Ofer v Sirota

Annotate this Case
Ofer v Sirota 2014 NY Slip Op 02516 Decided on April 10, 2014 Appellate Division, First Department Published by New York State Law Reporting Bureau pursuant to Judiciary Law § 431. This opinion is uncorrected and subject to revision before publication in the Official Reports.

Decided on April 10, 2014
Friedman, J.P., Moskowitz, Freedman, Gische, Clark, JJ. 12173-
311215/12 12174

[*1]Olivia Kate Ofer, Plaintiff-Appellant,


Ido Sirota, Defendant-Respondent.

Stein Riso Mantel McDonough, LLP, New York (Allan D.
Mantel of counsel), for appellant.
Shmuel Agami, New York, for respondent.

Order, Supreme Court, New York County (Deborah A. Kaplan, J.), entered April 17, 2013, which held in abeyance defendant's motion to dismiss and plaintiff's cross motion for, inter alia, summary judgment, pending a report and recommendation of a Special Referee on the issue of whether plaintiff may bring an action for divorce in Israel while defendant's reconciliation petition filed in Israel was pending, unanimously dismissed, without costs, as academic. Order, same court and Justice, entered December 3, 2013, which denied the parties' motion and cross motion held in abeyance as moot and as subsumed by defendant's motion for leave to renew, granted plaintiff's motions for leave to reargue and renew, but adhered to its April 17, 2013 decision, and granted defendant's motion for leave to renew, and upon renewal, granted defendant's motion for summary judgment dismissing the complaint, unanimously affirmed, without costs.

Following the referral of the reconciliation petition issue, defendant withdrew his reconciliation petition filed in Israel rendering the issue referred to the Special Referee moot, and we dismiss the appeal from the April 17, 2013 order accordingly.
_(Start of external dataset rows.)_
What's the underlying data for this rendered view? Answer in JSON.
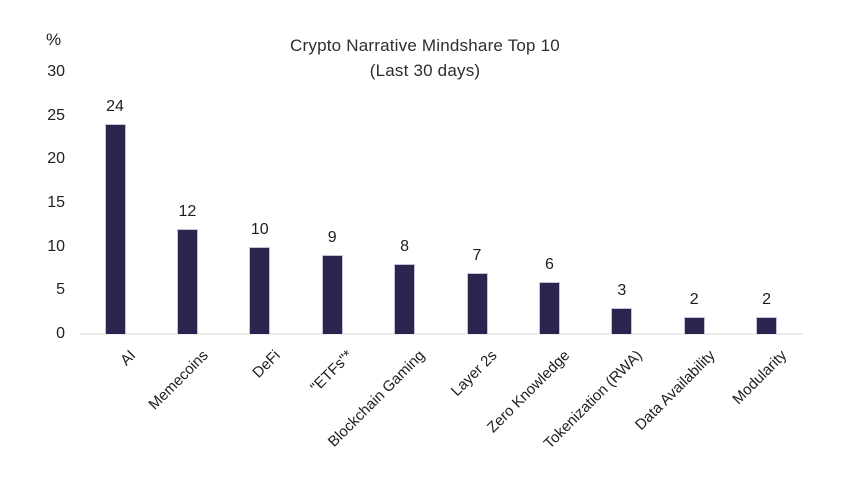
{
  "chart_data": {
    "type": "bar",
    "title": "Crypto Narrative Mindshare Top 10",
    "subtitle": "(Last 30 days)",
    "ylabel": "%",
    "categories": [
      "AI",
      "Memecoins",
      "DeFi",
      "\"ETFs\"*",
      "Blockchain Gaming",
      "Layer 2s",
      "Zero Knowledge",
      "Tokenization (RWA)",
      "Data Availability",
      "Modularity"
    ],
    "values": [
      24,
      12,
      10,
      9,
      8,
      7,
      6,
      3,
      2,
      2
    ],
    "value_labels": [
      "24",
      "12",
      "10",
      "9",
      "8",
      "7",
      "6",
      "3",
      "2",
      "2"
    ],
    "yticks": [
      30,
      25,
      20,
      15,
      10,
      5,
      0
    ],
    "ylim": [
      0,
      30
    ],
    "grid": false,
    "legend": "none",
    "bar_color": "#2c234f",
    "bar_border_color": "#c7c1d8",
    "axis_line_color": "#eaeaea",
    "text_color": "#1d1d1d"
  }
}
Supreme Court properly found that the parties' prenuptial agreement was enforceable and was not the product of fraud or duress, or otherwise invalid (see Van Kipnis v Van Kipnis, 11 NY3d 573, 577 [2008]). The forum selection clause in the agreement, which granted exclusive jurisdiction over any divorce litigation to a competent Israeli court, was also enforceable (see Sterling Natl. Bank v Eastern Shipping Worldwide, Inc., 35 AD3d 222, 222 [1st Dept 2006]). Accordingly, Supreme Court properly dismissed this action.
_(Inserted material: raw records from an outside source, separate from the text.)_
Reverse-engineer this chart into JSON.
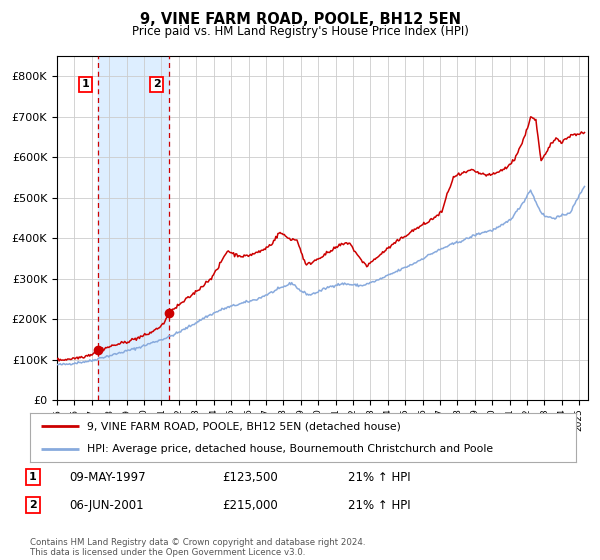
{
  "title": "9, VINE FARM ROAD, POOLE, BH12 5EN",
  "subtitle": "Price paid vs. HM Land Registry's House Price Index (HPI)",
  "legend_line1": "9, VINE FARM ROAD, POOLE, BH12 5EN (detached house)",
  "legend_line2": "HPI: Average price, detached house, Bournemouth Christchurch and Poole",
  "footer": "Contains HM Land Registry data © Crown copyright and database right 2024.\nThis data is licensed under the Open Government Licence v3.0.",
  "table": [
    {
      "num": "1",
      "date": "09-MAY-1997",
      "price": "£123,500",
      "change": "21% ↑ HPI"
    },
    {
      "num": "2",
      "date": "06-JUN-2001",
      "price": "£215,000",
      "change": "21% ↑ HPI"
    }
  ],
  "sale1_year": 1997.35,
  "sale1_price": 123500,
  "sale2_year": 2001.42,
  "sale2_price": 215000,
  "price_color": "#cc0000",
  "hpi_line_color": "#88aadd",
  "shading_color": "#ddeeff",
  "grid_color": "#cccccc",
  "bg_color": "#ffffff",
  "ylim": [
    0,
    850000
  ],
  "xlim_start": 1995.0,
  "xlim_end": 2025.5
}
The fact that plaintiff alleges that defendant refuses to grant her a get (Jewish divorce decree) as required by their agreement is irrelevant to determining whether to enforce the forum selection clause. Defendant's obligations under the agreement and his alleged breach of same can be handled by the Israeli courts. Further, as Supreme Court found, the parties' experts agreed that absent the reconciliation petition there is nothing preventing plaintiff from filing for divorce in Israel.

There is no merit to plaintiff's claim that she will be deprived of her day in court in Israel because Israel does not provide for no fault divorce and defendant's consent to a divorce is [*2]required there. While litigation in Israel may be more challenging, plaintiff will have her day in court (see Sydney Attractions Group Pty Ltd. v Schulman, 74 AD3d 476 [1st Dept 2010]). Moreover, it is inappropriate for plaintiff to attempt to avoid Israel's legal system because New York's legal system may treat her more favorably by permitting her to obtain a no fault divorce. Plaintiff, an Israeli citizen, was well aware that Jewish religious laws govern Israeli divorces when she consented to the forum selection clause in the agreement.
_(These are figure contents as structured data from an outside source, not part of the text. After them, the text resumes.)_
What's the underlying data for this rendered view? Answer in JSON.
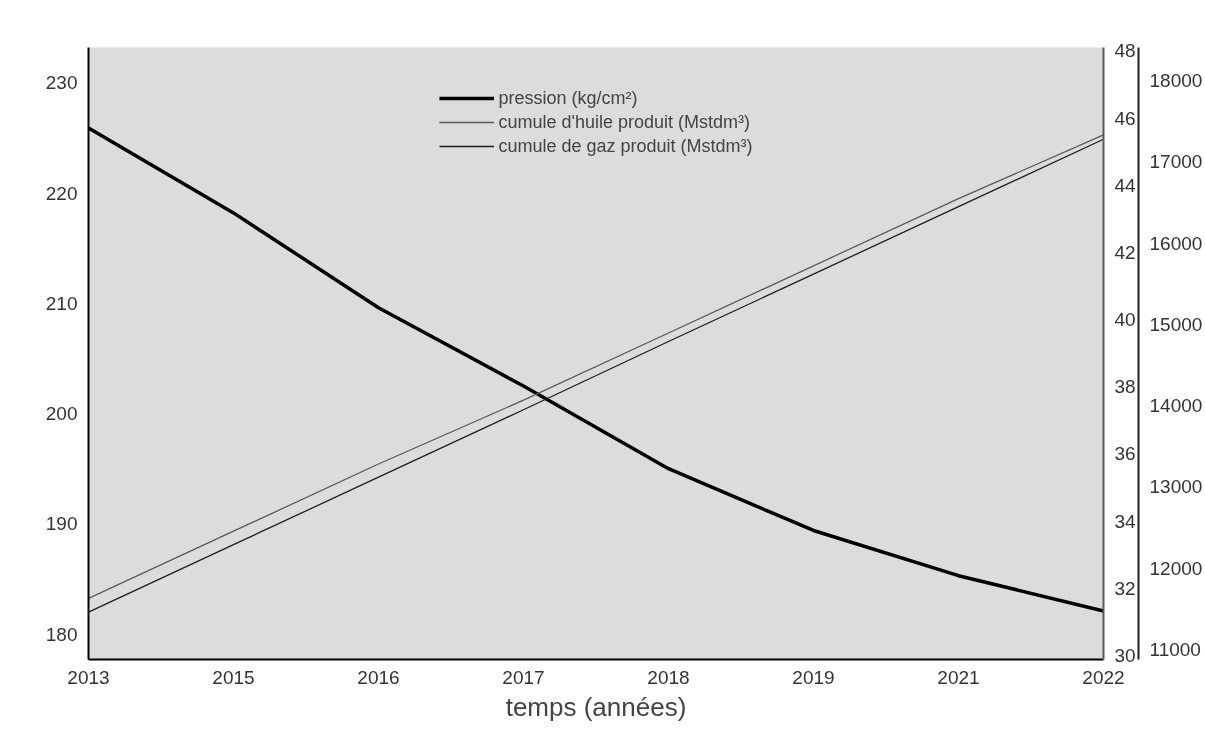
{
  "chart_data": {
    "type": "line",
    "xlabel": "temps (années)",
    "categories": [
      "2013",
      "2015",
      "2016",
      "2017",
      "2018",
      "2019",
      "2021",
      "2022"
    ],
    "ylim": [
      177.7,
      233.2
    ],
    "yticks": [
      180,
      190,
      200,
      210,
      220,
      230
    ],
    "y2lim": [
      29.88,
      48.1
    ],
    "y2ticks": [
      30,
      32,
      34,
      36,
      38,
      40,
      42,
      44,
      46,
      48
    ],
    "y3lim": [
      10876,
      18409
    ],
    "y3ticks": [
      11000,
      12000,
      13000,
      14000,
      15000,
      16000,
      17000,
      18000
    ],
    "grid": false,
    "legend": "top",
    "marker": "none",
    "series": [
      {
        "name": "pression (kg/cm²)",
        "color": "#000000",
        "values": [
          225.9,
          218.2,
          209.6,
          202.5,
          195.0,
          189.4,
          185.3,
          182.1
        ]
      },
      {
        "name": "cumule d'huile produit (Mstdm³)",
        "color": "#5a5a5a",
        "axis": "y2",
        "values": [
          31.7,
          33.7,
          35.7,
          37.6,
          39.6,
          41.6,
          43.6,
          45.5
        ]
      },
      {
        "name": "cumule de gaz produit (Mstdm³)",
        "color": "#1e1e1e",
        "axis": "y3",
        "values": [
          11460,
          12290,
          13120,
          13950,
          14790,
          15620,
          16450,
          17280
        ]
      }
    ]
  }
}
While we recognize this State's strong and important public policy with regard to compelling civil litigants to remove any barriers to remarriage (see DRL § 253), contrary to plaintiff's contention, this policy cannot override the forum selection clause that the parties knowingly included in their prenuptial agreement, particularly because plaintiff will not be deprived of her day in court in the chosen forum.

The conversion claim, which concerns the parties' joint bank accounts and other property allegedly taken from the marital residence, fails because such a cause of action cannot be predicated on a mere breach of contract, and no independent facts are alleged giving rise to tort liability (Kopel v Bandwidth Tech. Corp., 56 AD3d 320 [1st Dept 2008]). Accordingly, Supreme Court correctly declined to sever the claim.